The Astros are rebuilding and could use some veteran influences, and there are no top shortstop prospects on the immediate horizon.
“I’d love to come back here, but I haven’t put a whole lot of thought into that yet,” he said. “Coming up to the off-season, I haven’t talked to my agent much about that at all to even know what other options there even are.

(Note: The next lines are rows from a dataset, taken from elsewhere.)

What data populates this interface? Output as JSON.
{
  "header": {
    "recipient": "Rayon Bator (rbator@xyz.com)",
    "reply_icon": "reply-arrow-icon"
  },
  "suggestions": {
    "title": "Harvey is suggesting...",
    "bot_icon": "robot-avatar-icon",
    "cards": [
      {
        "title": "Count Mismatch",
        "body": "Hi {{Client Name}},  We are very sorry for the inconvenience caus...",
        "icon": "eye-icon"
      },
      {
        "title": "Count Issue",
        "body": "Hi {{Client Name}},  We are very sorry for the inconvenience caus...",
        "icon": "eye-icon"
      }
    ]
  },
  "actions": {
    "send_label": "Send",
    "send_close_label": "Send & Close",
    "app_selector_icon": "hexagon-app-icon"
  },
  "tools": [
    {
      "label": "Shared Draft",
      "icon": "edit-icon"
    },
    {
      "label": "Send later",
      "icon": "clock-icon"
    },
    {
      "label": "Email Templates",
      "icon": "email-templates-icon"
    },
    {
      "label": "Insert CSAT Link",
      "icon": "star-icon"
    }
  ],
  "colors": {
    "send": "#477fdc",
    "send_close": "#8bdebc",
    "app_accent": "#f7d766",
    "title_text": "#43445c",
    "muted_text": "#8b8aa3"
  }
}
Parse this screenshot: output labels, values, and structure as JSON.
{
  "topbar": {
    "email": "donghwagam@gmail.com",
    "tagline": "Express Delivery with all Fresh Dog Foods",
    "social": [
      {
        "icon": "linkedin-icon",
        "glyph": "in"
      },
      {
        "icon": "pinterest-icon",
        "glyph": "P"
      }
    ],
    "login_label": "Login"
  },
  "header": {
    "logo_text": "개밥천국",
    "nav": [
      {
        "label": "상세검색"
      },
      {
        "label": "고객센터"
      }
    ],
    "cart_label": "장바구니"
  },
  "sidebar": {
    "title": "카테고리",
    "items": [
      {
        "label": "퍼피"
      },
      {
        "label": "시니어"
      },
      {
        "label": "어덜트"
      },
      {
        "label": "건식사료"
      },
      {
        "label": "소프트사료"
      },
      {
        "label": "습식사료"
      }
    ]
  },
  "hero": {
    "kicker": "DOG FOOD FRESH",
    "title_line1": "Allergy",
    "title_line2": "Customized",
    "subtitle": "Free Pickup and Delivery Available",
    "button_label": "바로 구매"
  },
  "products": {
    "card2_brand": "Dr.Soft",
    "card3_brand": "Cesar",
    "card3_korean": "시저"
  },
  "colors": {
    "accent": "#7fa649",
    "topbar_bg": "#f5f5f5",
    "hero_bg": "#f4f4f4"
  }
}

There’s going to be a lot of changes [with the Astros] and a lot of things going on, which is another reason nobody knows what direction it’s going to head.”
Barmes, traded to the Astros from the Rockies last year, has been a valuable commodity on and off the field. A broken hand suffered in Spring Training led to a slow start at the plate, but he’s one of the best defensive shortstops in baseball. He’s hitting .243 with nine homers and 29 RBIs in 104 games.
It’s rather unusual to see a Major League coaching staff get multi-year deals, but the Astros felt so good about what they had in manager Brad Mills’ staff that they announced Saturday they had extended the contracts of the field staff by two years, though 2012.
The Astros will have to wait a couple of more weeks before hitting coach Jeff Bagwell tells them whether he wants to return, but Mills and general manager Ed Wade have put together a terrific coaching staff in Brad Arnsberg (pitching coach), Dave Clark (third-base coach), Bobby Meacham (first-base coach), Al Pedrique (bench coach) and Jamie Quirk (bullpen coach).
Not only do they have the respect of the players, but the group puts in long hours poring over advance scouting reports and in the video room before the players even arrive at the ballpark.
“I knew from basically July on we wanted to keep this group together,” Wade said. “I talked to [owner] Drayton [McLane] and [president of baseball operation] Tal [Smith about doing two-years and they see the same things I’ve seen and they’re very supportive of extending beyond this organization’s norm.
“If you look at coaches’ contracts, there’s not a lot of multi-year deals out there. There are some, but not the vast majority. To be able to do that with the entire unit sends a message to them that we appreciate the kind of work they’ve done and a message to the players, too, that there’s continuity and stability. With a younger group, that’s an important message to try to deliver.”
Don’t be surprised to see the Astros pick up Mills’ option for 2012. He’s under contract next year, but with his staff getting contracts through 2012, it only makes sense the manager gets the same deal.